Ferlauto's union has been among the most forceful advocates of "say
on pay," the non-binding shareholder votes that give investors a voice
on whether companies are paying their execs too much.
The Obama plan would force firms receiving emergency aid to conduct
such votes, and would permit some recipients of other funds to skirt
the $500,000 annual cash pay cap by holding such a vote.
But if the idea is to pressure CEOs into cutting their own salaries,
count Ferlauto as a skeptic. "I don't think you can rely on shame," he
said. Ferlauto stresses that attaching strings to federal funds are
only the beginning of what must be far-reaching corporate governance
reform.
"You can't do reform in a piecemeal process," he said. "Shareholders
should be treated no differently from taxpayers. The perverse pay
incentives we have in this country need to be turned on their head."

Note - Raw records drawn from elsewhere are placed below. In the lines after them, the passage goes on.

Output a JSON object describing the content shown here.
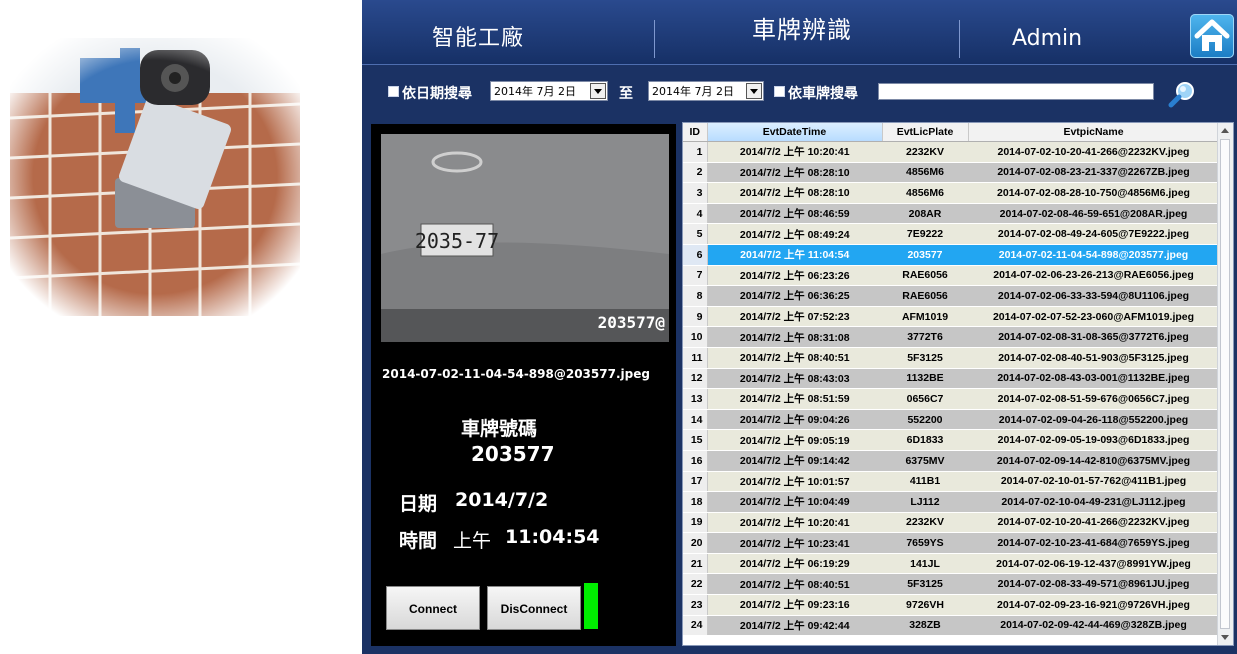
{
  "header": {
    "app_title": "智能工廠",
    "page_title": "車牌辨識",
    "user": "Admin"
  },
  "search": {
    "date_search_label": "依日期搜尋",
    "date_from": "2014年 7月 2日",
    "to_label": "至",
    "date_to": "2014年 7月 2日",
    "plate_search_label": "依車牌搜尋",
    "plate_query": ""
  },
  "detail": {
    "photo_overlay_text": "203577@",
    "photo_plate_text": "2035-77",
    "filename": "2014-07-02-11-04-54-898@203577.jpeg",
    "plate_label": "車牌號碼",
    "plate_value": "203577",
    "date_label": "日期",
    "date_value": "2014/7/2",
    "time_label": "時間",
    "time_ampm": "上午",
    "time_value": "11:04:54",
    "connect_label": "Connect",
    "disconnect_label": "DisConnect",
    "status_color": "#00ee00"
  },
  "table": {
    "columns": [
      "ID",
      "EvtDateTime",
      "EvtLicPlate",
      "EvtpicName"
    ],
    "selected_row": 6,
    "rows": [
      [
        "1",
        "2014/7/2 上午 10:20:41",
        "2232KV",
        "2014-07-02-10-20-41-266@2232KV.jpeg"
      ],
      [
        "2",
        "2014/7/2 上午 08:28:10",
        "4856M6",
        "2014-07-02-08-23-21-337@2267ZB.jpeg"
      ],
      [
        "3",
        "2014/7/2 上午 08:28:10",
        "4856M6",
        "2014-07-02-08-28-10-750@4856M6.jpeg"
      ],
      [
        "4",
        "2014/7/2 上午 08:46:59",
        "208AR",
        "2014-07-02-08-46-59-651@208AR.jpeg"
      ],
      [
        "5",
        "2014/7/2 上午 08:49:24",
        "7E9222",
        "2014-07-02-08-49-24-605@7E9222.jpeg"
      ],
      [
        "6",
        "2014/7/2 上午 11:04:54",
        "203577",
        "2014-07-02-11-04-54-898@203577.jpeg"
      ],
      [
        "7",
        "2014/7/2 上午 06:23:26",
        "RAE6056",
        "2014-07-02-06-23-26-213@RAE6056.jpeg"
      ],
      [
        "8",
        "2014/7/2 上午 06:36:25",
        "RAE6056",
        "2014-07-02-06-33-33-594@8U1106.jpeg"
      ],
      [
        "9",
        "2014/7/2 上午 07:52:23",
        "AFM1019",
        "2014-07-02-07-52-23-060@AFM1019.jpeg"
      ],
      [
        "10",
        "2014/7/2 上午 08:31:08",
        "3772T6",
        "2014-07-02-08-31-08-365@3772T6.jpeg"
      ],
      [
        "11",
        "2014/7/2 上午 08:40:51",
        "5F3125",
        "2014-07-02-08-40-51-903@5F3125.jpeg"
      ],
      [
        "12",
        "2014/7/2 上午 08:43:03",
        "1132BE",
        "2014-07-02-08-43-03-001@1132BE.jpeg"
      ],
      [
        "13",
        "2014/7/2 上午 08:51:59",
        "0656C7",
        "2014-07-02-08-51-59-676@0656C7.jpeg"
      ],
      [
        "14",
        "2014/7/2 上午 09:04:26",
        "552200",
        "2014-07-02-09-04-26-118@552200.jpeg"
      ],
      [
        "15",
        "2014/7/2 上午 09:05:19",
        "6D1833",
        "2014-07-02-09-05-19-093@6D1833.jpeg"
      ],
      [
        "16",
        "2014/7/2 上午 09:14:42",
        "6375MV",
        "2014-07-02-09-14-42-810@6375MV.jpeg"
      ],
      [
        "17",
        "2014/7/2 上午 10:01:57",
        "411B1",
        "2014-07-02-10-01-57-762@411B1.jpeg"
      ],
      [
        "18",
        "2014/7/2 上午 10:04:49",
        "LJ112",
        "2014-07-02-10-04-49-231@LJ112.jpeg"
      ],
      [
        "19",
        "2014/7/2 上午 10:20:41",
        "2232KV",
        "2014-07-02-10-20-41-266@2232KV.jpeg"
      ],
      [
        "20",
        "2014/7/2 上午 10:23:41",
        "7659YS",
        "2014-07-02-10-23-41-684@7659YS.jpeg"
      ],
      [
        "21",
        "2014/7/2 上午 06:19:29",
        "141JL",
        "2014-07-02-06-19-12-437@8991YW.jpeg"
      ],
      [
        "22",
        "2014/7/2 上午 08:40:51",
        "5F3125",
        "2014-07-02-08-33-49-571@8961JU.jpeg"
      ],
      [
        "23",
        "2014/7/2 上午 09:23:16",
        "9726VH",
        "2014-07-02-09-23-16-921@9726VH.jpeg"
      ],
      [
        "24",
        "2014/7/2 上午 09:42:44",
        "328ZB",
        "2014-07-02-09-42-44-469@328ZB.jpeg"
      ]
    ]
  },
  "colors": {
    "app_bg": "#1b3264",
    "selected_row": "#22a6f2",
    "row_alt": "#c6c6c6",
    "row_norm": "#e9e9dc"
  }
}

Some of the new rules lack teeth
There are also those who question whether the government's good
intentions will translate into useful policy.
For instance, the Obama plan expands the number of executives subject
to so-called "clawback" restrictions, which would force them to repay
the company if they're found to have knowingly engaged in financial
misstatements, from five to 25.
But Gary Lutin, a former investment banker who runs the Shareholder
Forum investor advocacy group in New York, said this provision is
rendered largely moot by the need to prove an executive guilty of
criminal conduct before recovering any funds.
He also questions the wisdom of a provision that would force
corporate boards to define a company policy "relating to approval of
luxury expenditures."
The clause likely came into existence thanks to the freewheeling
office redecorating of former Merrill Lynch chief John Thain -- who
spent $87,000 on a rug and $35,000 on a toilet when joining Merrill at
the end of 2007 -- but Lutin said the act of piling on restriction
after restriction only feeds the lawyerly mentality that has made many
corporate directors so ineffectual.
"Putting a cap on pay or requiring board approval of luxury
wastebaskets may help get a politician elected," said Lutin. "But what
really matters is basic responsibility -- so it doesn't do any good if
executives can simply re-label their bonuses as 'retention incentives'
or persuade the board that the wastebasket will enhance corporate
prestige."
Johnson, the MIT professor who writes on the financial crisis at his
Baseline Scenario blog, said a better approach for Obama would have
been to set pay at firms receiving emergency aid even lower -- say, on
par with the civil service pay scale.
That way, he said, skilled employees would leave to work elsewhere in
finance, or hang out their own shingles, and less skilled workers
would find a new vocation. The ultimate goal, he said, should be to
create incentives that lead to the orderly break-up of the
dysfunctional giant financial firms.
"They don't get restricted stock in the civil service," said Johnson.
"Why should they get it at these failing banks?"